THE RECENT furore surrounding judges and what they are paid, what they should be paid, and who’s trying to stop them filling up their deep pockets has now received the commentary of Victoria’s…

THE RECENT furore surrounding judges and what they are paid, what they should be paid, and who’s trying to stop them filling up their deep pockets has now received the commentary of Victoria’s peak judicial body.

While judges launch a public campaign against those that vetoed recommendations for their pay increase, Victoria awaits the final vote in parliament on this now political issue.

Victoria’s Attorney General Rob Hulls was overruled by his cabinet colleagues recently when they voted to block a pay rise for judges and magistrates of 13.6 per cent. Recommended by the Judicial Remuneration Tribunal, the pay increase would be an addition to last year’s 8 per cent increase.

So the state’s judges have launched an unprecedented attack on the Government, claiming a decision to block the increase would make judges and magistrates in Victoria the lowest paid in Australia.

Speaking to Lawyers Weekly, Victorian Bar Council chairman Robin Brett QC said the Council was “very disappointed” at the Government. He said it had acted wrongly in two ways. The first was that it “effectively said it would be happy for the Victorian judiciary to be paid less than other states”. Brett said this stance had expressed “a lack of confidence in Victorian courts as well as the state’s judges”.

“Currently, Victorian judges and magistrates are paid less than their interstate equivalents,” Brett said. “The State Government has now apparently decided that they should continue to be paid less … This is the wrong message to the people of Victoria.”

While a Supreme Court judge in NSW is paid $258,960, their counterparts in Victoria receive $227,100. In Queensland that judge would receive $234,115. Similarly, while a magistrate in NSW is paid $186,450 and in Queensland $188,240, their peers in Victoria receive $157,500.

The Victorian Government had not justified why the state’s judges should be paid less than other states, Brett said. “They have a wages policy to keep all pay increases within a limit and they say that this request is outside the limit, so they are rejecting it,” he said.

The second mistake the Government had made was to turn judges’ remuneration into a political matter. Arguing the Government had announced they were going to use their numbers in the lower house to disallow the recommendation that the Tribunal had made, Brett said “this is putting the agenda back into the political arena”.

“This can only compromise the independence of the state’s judiciary,” Brett said. Claiming the current legislation on judicial remuneration was introduced by the current state Government for the purpose of enhancing judicial independence, Brett said “the Government’s announcement indicates that they have now gone back on this basic principle”.

Law Institute of Victoria president Chris Dale also told Lawyers Weekly he was concerned by views that the Government should not adopt the increase because it was out of line with community expectations, arguing that this seemed “entirely spurious”.

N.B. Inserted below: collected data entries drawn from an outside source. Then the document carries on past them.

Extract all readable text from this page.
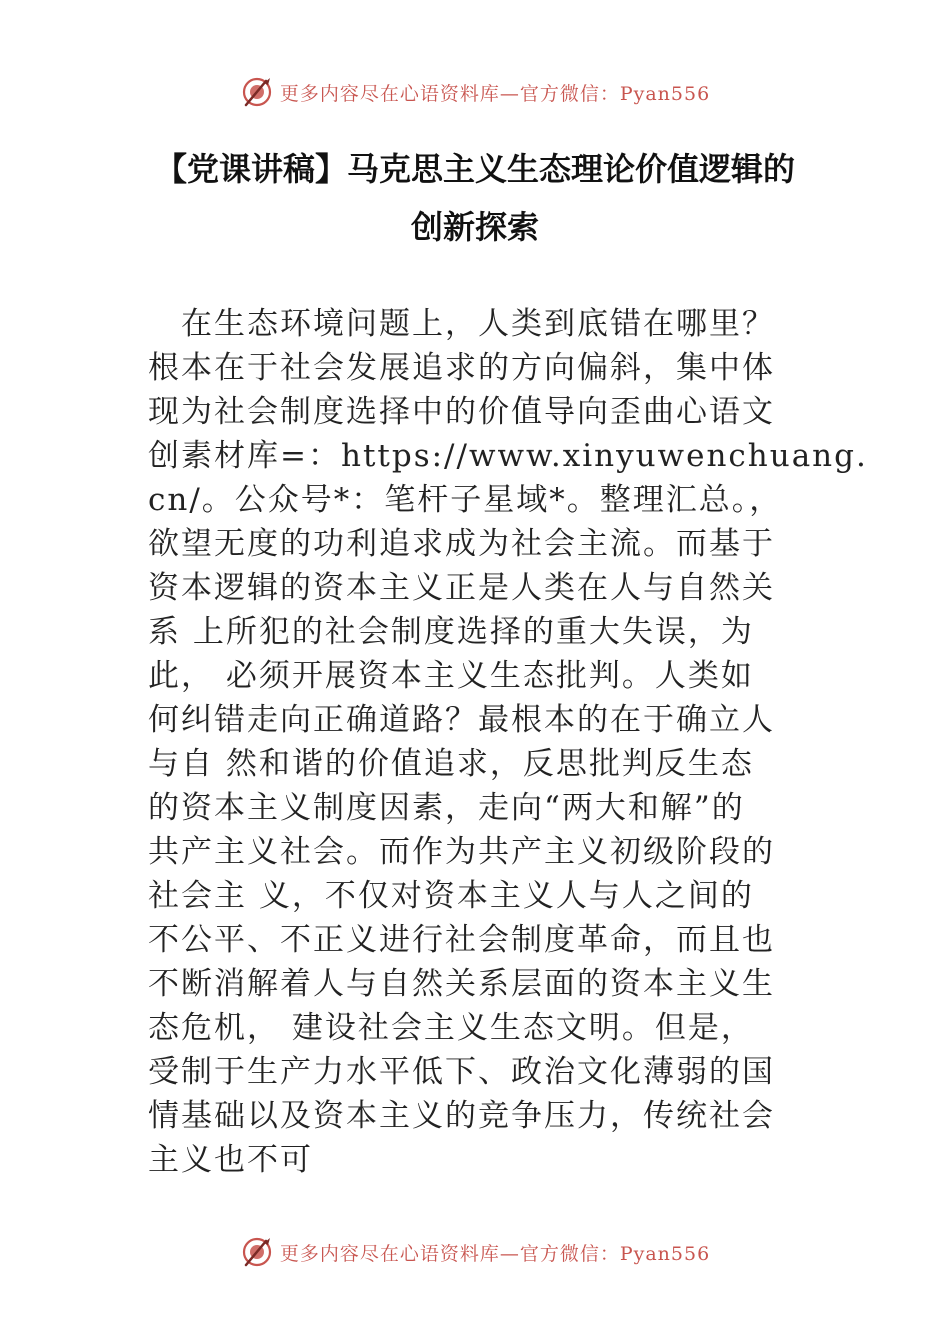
更多内容尽在心语资料库—官方微信：Pyan556
【党课讲稿】马克思主义生态理论价值逻辑的
创新探索
　在生态环境问题上，人类到底错在哪里？
根本在于社会发展追求的方向偏斜，集中体
现为社会制度选择中的价值导向歪曲心语文
创素材库=：https://www.xinyuwenchuang.
cn/。公众号*：笔杆子星域*。整理汇总。，
欲望无度的功利追求成为社会主流。而基于
资本逻辑的资本主义正是人类在人与自然关
系 上所犯的社会制度选择的重大失误，为
此， 必须开展资本主义生态批判。人类如
何纠错走向正确道路？最根本的在于确立人
与自 然和谐的价值追求，反思批判反生态
的资本主义制度因素，走向“两大和解”的
共产主义社会。而作为共产主义初级阶段的
社会主 义，不仅对资本主义人与人之间的
不公平、不正义进行社会制度革命，而且也
不断消解着人与自然关系层面的资本主义生
态危机， 建设社会主义生态文明。但是，
受制于生产力水平低下、政治文化薄弱的国
情基础以及资本主义的竞争压力，传统社会
主义也不可
更多内容尽在心语资料库—官方微信：Pyan556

Also concerned by the way in which the veto was announced — via a leak to a newspaper without any consultation with the judiciary — Dale said “that must represent a low point in communications”.

“One hopes that there may be improvements in that regard in the future”, he said.

In SA, Attorney General Michael Atkinson said that state would not follow Victoria’s lead by trying to block pay rises for judges. Unlike in Victoria, decisions by the Independent Remuneration Tribunal in SA were final, he said. In December last year, the state’s judges received a pay rise of 9.2 per cent, despite the A-G’s pleas to not exceed an increase of 3.6 per cent.